I have written the following custom evaluation function to use with xgboost, in order to optimize F1. Umfortuantely it returns an exception when run with xgboost.
The evaluation function is the following:
def F1_eval(preds, labels):
t = np.arange(0, 1, 0.005)
f = np.repeat(0, 200)
Results = np.vstack([t, f]).T
P = sum(labels == 1)
for i in range(200):
m = (preds >= Results[i, 0])
TP = sum(labels[m] == 1)
FP = sum(labels[m] == 0)
if (FP + TP) > 0:
Precision = TP/(FP + TP)
Recall = TP/P
if (Precision + Recall >0) :
F1 = 2 * Precision * Recall / (Precision + Recall)
else:
F1 = 0
Results[i, 1] = F1
return(max(Results[:, 1]))
Below I provide a reproducible example along with the error message:
from sklearn import datasets
Wine = datasets.load_wine()
X_wine = Wine.data
y_wine = Wine.target
y_wine[y_wine == 2] = 1
X_wine_train, X_wine_test, y_wine_train, y_wine_test = train_test_split(X_wine, y_wine, test_size = 0.2)

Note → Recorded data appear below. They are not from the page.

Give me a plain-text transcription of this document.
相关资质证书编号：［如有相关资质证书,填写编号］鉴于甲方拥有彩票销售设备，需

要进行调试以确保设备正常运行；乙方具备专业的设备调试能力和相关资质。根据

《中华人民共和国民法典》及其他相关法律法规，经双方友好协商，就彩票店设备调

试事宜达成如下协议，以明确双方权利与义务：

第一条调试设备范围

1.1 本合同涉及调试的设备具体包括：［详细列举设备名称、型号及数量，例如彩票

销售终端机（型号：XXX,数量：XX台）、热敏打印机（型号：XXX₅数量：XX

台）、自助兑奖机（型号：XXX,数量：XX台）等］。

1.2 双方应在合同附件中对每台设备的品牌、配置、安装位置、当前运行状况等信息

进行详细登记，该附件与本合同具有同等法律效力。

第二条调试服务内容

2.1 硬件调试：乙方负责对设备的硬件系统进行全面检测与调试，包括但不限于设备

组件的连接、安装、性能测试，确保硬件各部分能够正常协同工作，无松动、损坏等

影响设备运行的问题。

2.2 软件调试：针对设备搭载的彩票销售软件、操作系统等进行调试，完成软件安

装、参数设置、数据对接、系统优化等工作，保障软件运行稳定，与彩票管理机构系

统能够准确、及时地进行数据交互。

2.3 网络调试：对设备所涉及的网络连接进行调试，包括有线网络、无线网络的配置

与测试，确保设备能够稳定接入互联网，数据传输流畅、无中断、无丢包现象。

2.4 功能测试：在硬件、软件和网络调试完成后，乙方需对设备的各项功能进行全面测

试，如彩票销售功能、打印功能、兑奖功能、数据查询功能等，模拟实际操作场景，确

clf_wine = xgb.XGBClassifier(max_depth=6, learning_rate=0.1,silent=False, objective='binary:logistic', \
booster='gbtree', n_jobs=8, nthread=None, gamma=0, min_child_weight=1, max_delta_step=0, \
subsample=0.8, colsample_bytree=0.8, colsample_bylevel=1, reg_alpha=0, reg_lambda=1)
clf_wine.fit(X_wine_train, y_wine_train,\
eval_set=[(X_wine_train, y_wine_train), (X_wine_test, y_wine_test)], eval_metric=F1_eval, early_stopping_rounds=10, verbose=True)

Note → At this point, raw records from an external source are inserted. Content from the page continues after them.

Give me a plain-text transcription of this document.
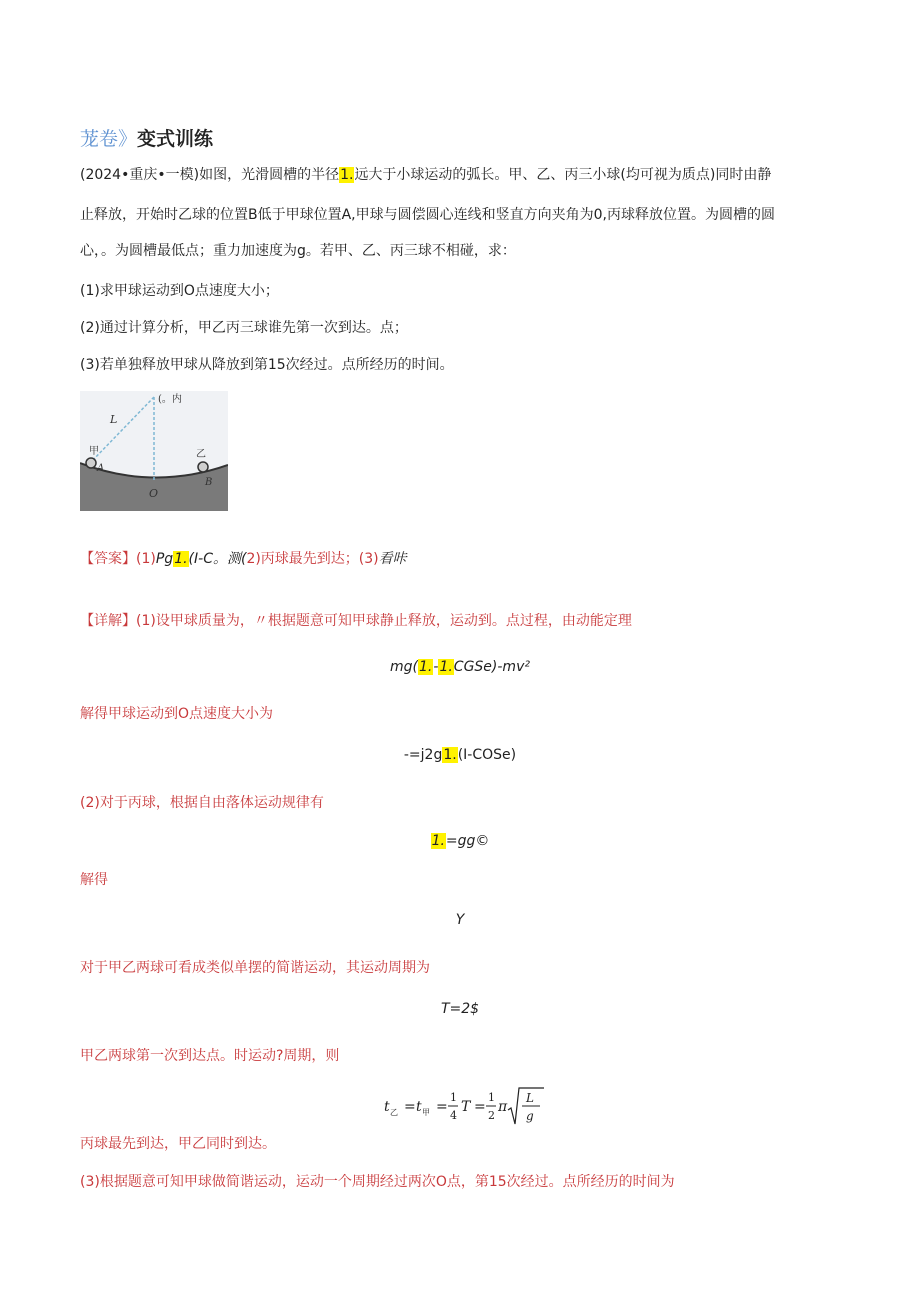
茏卷》变式训练
(2024•重庆•一模)如图，光滑圆槽的半径1.远大于小球运动的弧长。甲、乙、丙三小球(均可视为质点)同时由静
止释放，开始时乙球的位置B低于甲球位置A,甲球与圆偿圆心连线和竖直方向夹角为0,丙球释放位置。为圆槽的圆
心，。为圆槽最低点；重力加速度为g。若甲、乙、丙三球不相碰，求：
(1)求甲球运动到O点速度大小；
(2)通过计算分析，甲乙丙三球谁先第一次到达。点；
(3)若单独释放甲球从降放到第15次经过。点所经历的时间。
(。内
L
甲
A
乙
B
O
【答案】(1)Pg1.(I-C。测(2)丙球最先到达；(3)看咔
【详解】(1)设甲球质量为，〃根据题意可知甲球静止释放，运动到。点过程，由动能定理
mg(1.-1.CGSe)-mv²
解得甲球运动到O点速度大小为
-=j2g1.(I-COSe)
(2)对于丙球，根据自由落体运动规律有
1.=gg©
解得
Y
对于甲乙两球可看成类似单摆的简谐运动，其运动周期为
T=2$
甲乙两球第一次到达点。时运动?周期，则
t 乙 = t 甲 =
1
4
T =
1
2
π
L
g
丙球最先到达，甲乙同时到达。
(3)根据题意可知甲球做简谐运动，运动一个周期经过两次O点，第15次经过。点所经历的时间为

---------------------------------------------------------------------------
TypeError Traceback (most recent call last)
<ipython-input-453-452852658dd8> in <module>()
12 clf_wine = xgb.XGBClassifier(max_depth=6, learning_rate=0.1,silent=False, objective='binary:logistic', booster='gbtree', n_jobs=8, nthread=None, gamma=0, min_child_weight=1, max_delta_step=0, subsample=0.8, colsample_bytree=0.8, colsample_bylevel=1, reg_alpha=0, reg_lambda=1)
13
---> 14 clf_wine.fit(X_wine_train, y_wine_train,eval_set=[(X_wine_train, y_wine_train), (X_wine_test, y_wine_test)], eval_metric=F1_eval, early_stopping_rounds=10, verbose=True)
15
C:\ProgramData\Anaconda3\lib\site-packages\xgboost\sklearn.py in fit(self, X, y, sample_weight, eval_set, eval_metric, early_stopping_rounds, verbose, xgb_model, sample_weight_eval_set)
519 early_stopping_rounds=early_stopping_rounds,
520 evals_result=evals_result, obj=obj, feval=feval,
--> 521 verbose_eval=verbose, xgb_model=None)
522
523 self.objective = xgb_options["objective"]
C:\ProgramData\Anaconda3\lib\site-packages\xgboost\training.py in train(params, dtrain, num_boost_round, evals, obj, feval, maximize, early_stopping_rounds, evals_result, verbose_eval, xgb_model, callbacks, learning_rates)
202 evals=evals,
203 obj=obj, feval=feval,
--> 204 xgb_model=xgb_model, callbacks=callbacks)
205
206
C:\ProgramData\Anaconda3\lib\site-packages\xgboost\training.py in _train_internal(params, dtrain, num_boost_round, evals, obj, feval, xgb_model, callbacks)
82 # check evaluation result.
83 if len(evals) != 0:
---> 84 bst_eval_set = bst.eval_set(evals, i, feval)
85 if isinstance(bst_eval_set, STRING_TYPES):
86 msg = bst_eval_set
C:\ProgramData\Anaconda3\lib\site-packages\xgboost\core.py in eval_set(self, evals, iteration, feval)
957 if feval is not None:
958 for dmat, evname in evals:
--> 959 feval_ret = feval(self.predict(dmat), dmat)
960 if isinstance(feval_ret, list):
961 for name, val in feval_ret:
<ipython-input-383-dfb8d5181b18> in F1_eval(preds, labels)
11
12
---> 13 P = sum(labels == 1)
14
15
TypeError: 'bool' object is not iterable
I do not understand why the function is not working. I have followed the examples here: https://github.com/dmlc/xgboost/blob/master/demo/guide-python/custom_objective.py
I would like to understand where I err.